La richiesta di un tavolo nazionale su Stellantis convocato dal governo è reiterata ormai da almeno due anni dalla Fiom. Che ora, raggiunta nelle posizioni dagli altri sindacati, allarga lo sguardo all’intero settore dell’automotive già colpito dalle crisi e delocalizzazioni dei vari Gkn, Gianetti fino alle ultime Bosch e Magneti Marelli. E ribadisce: senza una convocazione a breve da parte del governo sarà sciopero.

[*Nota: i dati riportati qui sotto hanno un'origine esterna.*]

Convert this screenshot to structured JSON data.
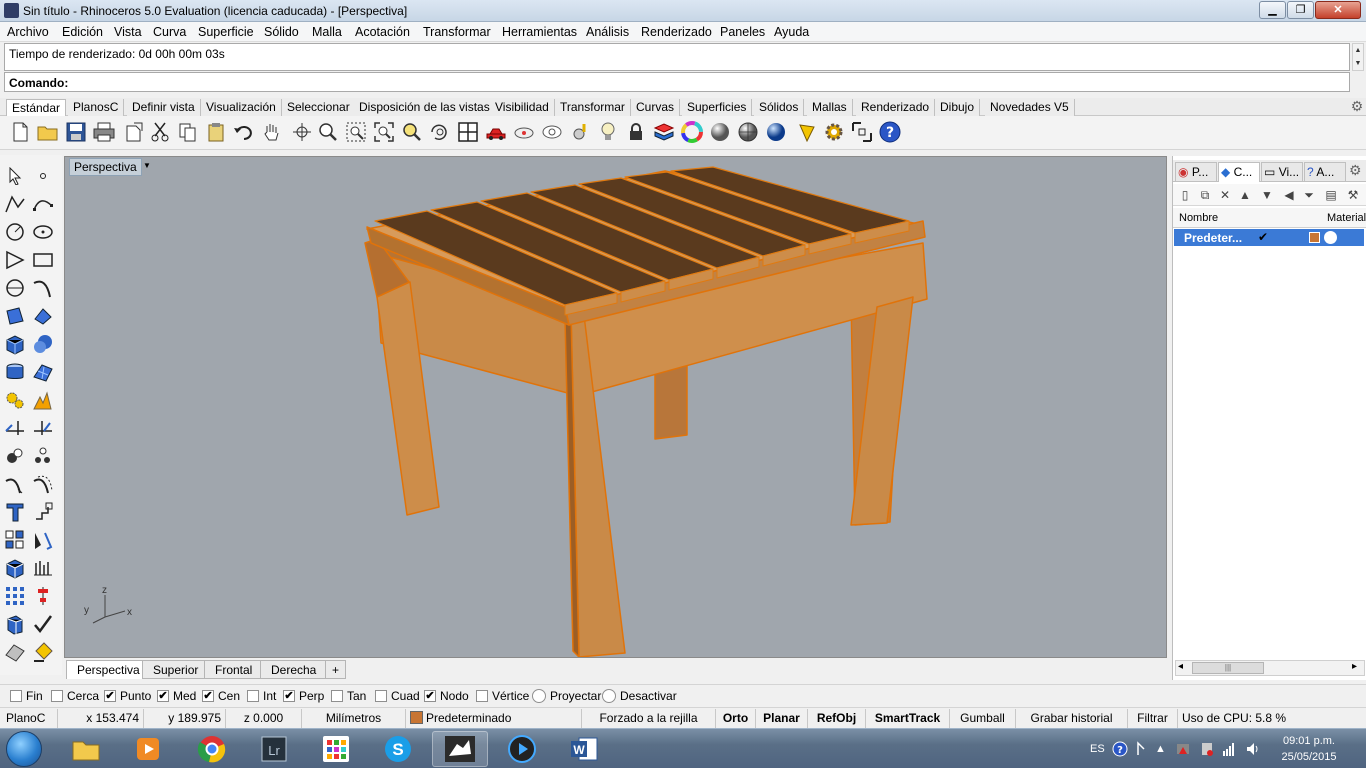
{
  "window": {
    "title": "Sin título - Rhinoceros 5.0 Evaluation (licencia caducada) - [Perspectiva]",
    "min_glyph": "▁",
    "max_glyph": "❐",
    "close_glyph": "✕"
  },
  "menu": [
    "Archivo",
    "Edición",
    "Vista",
    "Curva",
    "Superficie",
    "Sólido",
    "Malla",
    "Acotación",
    "Transformar",
    "Herramientas",
    "Análisis",
    "Renderizado",
    "Paneles",
    "Ayuda"
  ],
  "command": {
    "history_text": "Tiempo de renderizado: 0d 00h 00m 03s",
    "prompt_label": "Comando:",
    "input_value": ""
  },
  "toolbar_tabs": [
    "Estándar",
    "PlanosC",
    "Definir vista",
    "Visualización",
    "Seleccionar",
    "Disposición de las vistas",
    "Visibilidad",
    "Transformar",
    "Curvas",
    "Superficies",
    "Sólidos",
    "Mallas",
    "Renderizado",
    "Dibujo",
    "Novedades V5"
  ],
  "toolbar_tools": [
    "new-file",
    "open-file",
    "save",
    "print",
    "import",
    "cut",
    "copy",
    "paste",
    "undo",
    "pan",
    "rotate-view",
    "zoom-dynamic",
    "zoom-window",
    "zoom-extents",
    "zoom-selected",
    "rotate-camera",
    "four-viewports",
    "car-object",
    "snapshot",
    "point-lens",
    "light-bulb",
    "lock",
    "layer",
    "color-wheel",
    "sphere-render",
    "sphere-shaded",
    "sphere-blue",
    "filter-pick",
    "gear-settings",
    "gumball-tool",
    "help"
  ],
  "left_tools": [
    "select-arrow",
    "point",
    "polyline",
    "curve-points",
    "circle",
    "ellipse",
    "polygon",
    "rectangle",
    "arc-center",
    "arc-edit",
    "surface-corner",
    "surface-edit",
    "box-solid",
    "sphere-solid",
    "extrude",
    "mesh-plane",
    "explode-gear",
    "boolean-burst",
    "trim",
    "split",
    "group-object",
    "ungroup",
    "fillet-curve",
    "offset-curve",
    "text-object",
    "dim-tool",
    "array-rect",
    "mirror",
    "cube-plane",
    "hatch",
    "grid-array",
    "align",
    "bool-union",
    "check-mark",
    "wedge",
    "paint-bucket"
  ],
  "viewport": {
    "title": "Perspectiva",
    "axis_z": "z",
    "axis_y": "y",
    "axis_x": "x",
    "background_color": "#a0a6ad",
    "wood_color": "#cd8d4a",
    "plank_color": "#5a3a1e",
    "edge_color": "#e07a10"
  },
  "viewport_tabs": [
    "Perspectiva",
    "Superior",
    "Frontal",
    "Derecha"
  ],
  "viewport_tab_add": "+",
  "panel": {
    "tabs": [
      "P...",
      "C...",
      "Vi...",
      "A..."
    ],
    "col_name": "Nombre",
    "col_material": "Material",
    "row_name": "Predeter...",
    "row_check": "✔",
    "row_color": "#c87533",
    "scroll_left": "◂",
    "scroll_right": "▸",
    "scroll_grip": "|||"
  },
  "osnaps": [
    {
      "label": "Fin",
      "checked": false
    },
    {
      "label": "Cerca",
      "checked": false
    },
    {
      "label": "Punto",
      "checked": true
    },
    {
      "label": "Med",
      "checked": true
    },
    {
      "label": "Cen",
      "checked": true
    },
    {
      "label": "Int",
      "checked": false
    },
    {
      "label": "Perp",
      "checked": true
    },
    {
      "label": "Tan",
      "checked": false
    },
    {
      "label": "Cuad",
      "checked": false
    },
    {
      "label": "Nodo",
      "checked": true
    },
    {
      "label": "Vértice",
      "checked": false
    }
  ],
  "osnap_radios": [
    "Proyectar",
    "Desactivar"
  ],
  "status": {
    "cplane": "PlanoC",
    "x": "x 153.474",
    "y": "y 189.975",
    "z": "z 0.000",
    "units": "Milímetros",
    "layer": "Predeterminado",
    "layer_color": "#c87533",
    "grid_snap": "Forzado a la rejilla",
    "ortho": "Orto",
    "planar": "Planar",
    "osnap": "RefObj",
    "smarttrack": "SmartTrack",
    "gumball": "Gumball",
    "history": "Grabar historial",
    "filter": "Filtrar",
    "cpu": "Uso de CPU: 5.8 %"
  },
  "taskbar": {
    "apps": [
      "file-explorer",
      "media-player",
      "chrome",
      "lightroom",
      "app-grid",
      "skype",
      "rhino",
      "media-center",
      "word"
    ],
    "lang": "ES",
    "time": "09:01 p.m.",
    "date": "25/05/2015"
  }
}
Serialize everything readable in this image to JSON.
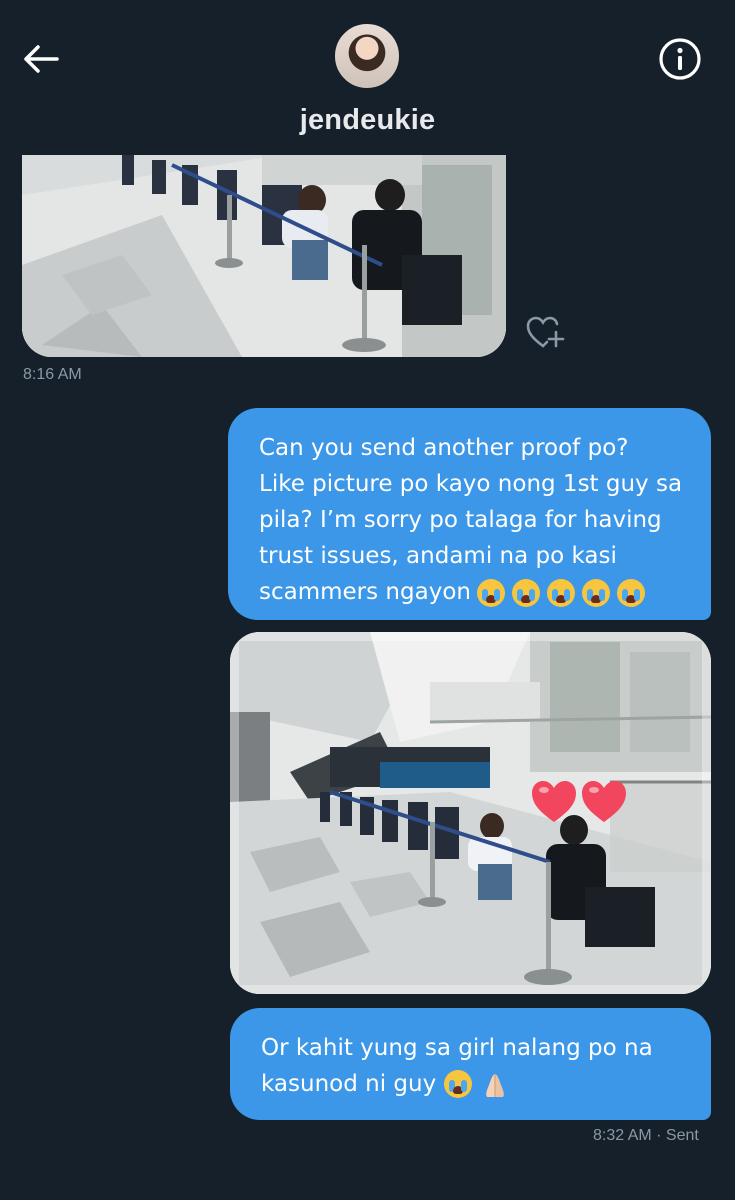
{
  "header": {
    "username": "jendeukie",
    "back_icon": "arrow-left-icon",
    "info_icon": "info-circle-icon",
    "avatar": "profile-avatar"
  },
  "messages": [
    {
      "direction": "received",
      "type": "image",
      "description_icon": "mall-queue-photo",
      "timestamp": "8:16 AM"
    },
    {
      "direction": "sent",
      "type": "text",
      "lines": [
        "Can you send another proof po?",
        "Like picture po kayo nong 1st guy sa",
        "pila? I’m sorry po talaga for having",
        "trust issues, andami na po kasi",
        "scammers ngayon"
      ],
      "emoji_count": 5
    },
    {
      "direction": "sent",
      "type": "image",
      "description_icon": "mall-queue-photo-with-hearts"
    },
    {
      "direction": "sent",
      "type": "text",
      "lines": [
        "Or kahit yung sa girl nalang po na",
        "kasunod ni guy"
      ],
      "emoji": [
        "loudly-crying-face",
        "folded-hands"
      ]
    }
  ],
  "status": {
    "time": "8:32 AM",
    "separator": " · ",
    "label": "Sent"
  },
  "react_icon": "heart-plus-icon",
  "colors": {
    "background": "#15202b",
    "sent_bubble": "#3c97e8",
    "muted_text": "#8b98a5"
  }
}
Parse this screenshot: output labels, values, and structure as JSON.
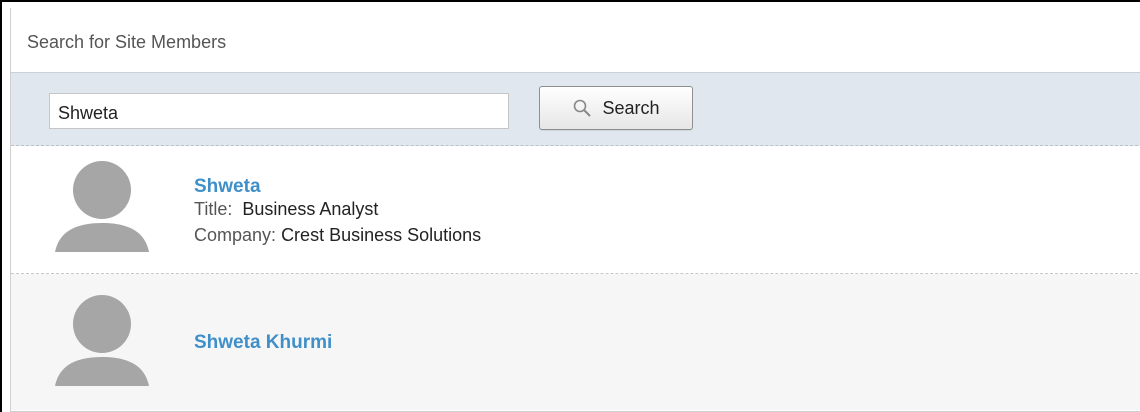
{
  "panel": {
    "title": "Search for Site Members"
  },
  "search": {
    "value": "Shweta",
    "button_label": "Search",
    "icon": "magnifier-icon"
  },
  "results": [
    {
      "name": "Shweta",
      "title_label": "Title:",
      "title_value": "Business Analyst",
      "company_label": "Company:",
      "company_value": "Crest Business Solutions",
      "avatar": "default-person-avatar"
    },
    {
      "name": "Shweta Khurmi",
      "avatar": "default-person-avatar"
    }
  ],
  "colors": {
    "link": "#3f8fc9",
    "search_bar_bg": "#e0e7ee",
    "avatar": "#a6a6a6"
  }
}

«In pochi giorni gli annunci di alcune aziende hanno confermato le nostre preoccupazioni. Rischiamo l’avvio di un “effetto domino” che potrebbe far perdere al nostro paese un intero settore industriale se non ci saranno interventi straordinari e urgenti con obiettivi chiari. Per salvaguardare industria e occupazione è necessario avere l’obiettivo di utilizzare la capacità produttiva: 1,5 milioni di auto di nuova generazione», affermano in una nota la segretaria generale Francesca Re David e il segretario nazionale Michele De Palma. «Senza questo obiettivo industriale e con i volumi ridotti del piano Stellantis in essere, in breve tempo perderemo la componentistica e i suoi occupati con una delocalizzazione che rischia di avere impatti forti. Occorre un piano che intervenga con risorse straordinarie per sostenere la transizione garantendo l’occupazione. È ora che il tavolo nazionale sul settore riprenda e che ci siano tavoli singoli alla presenza del presidente del Consiglio, dei ministri competenti, degli amministratori delegati delle multinazionali come Stellantis, Marelli, Bosch, Vitesco e dei sindacati per confrontarsi sulle azioni strategiche per sostenere ricerca, sviluppo, produzione di auto, batterie e semiconduttori. La Fiom sta tenendo assemblee in tutte le regioni con proposte concrete: è ora che il governo si metta al lavoro per impedire che l’Italia diventi il paese che in Europa pagherà il conto più salato in termini di occupazione e industria. La Fiom deciderà con i delegati le iniziative da intraprendere e da proporre a tutti i sindacati del settore, se non dovessero esserci novità», conclude la Fiom.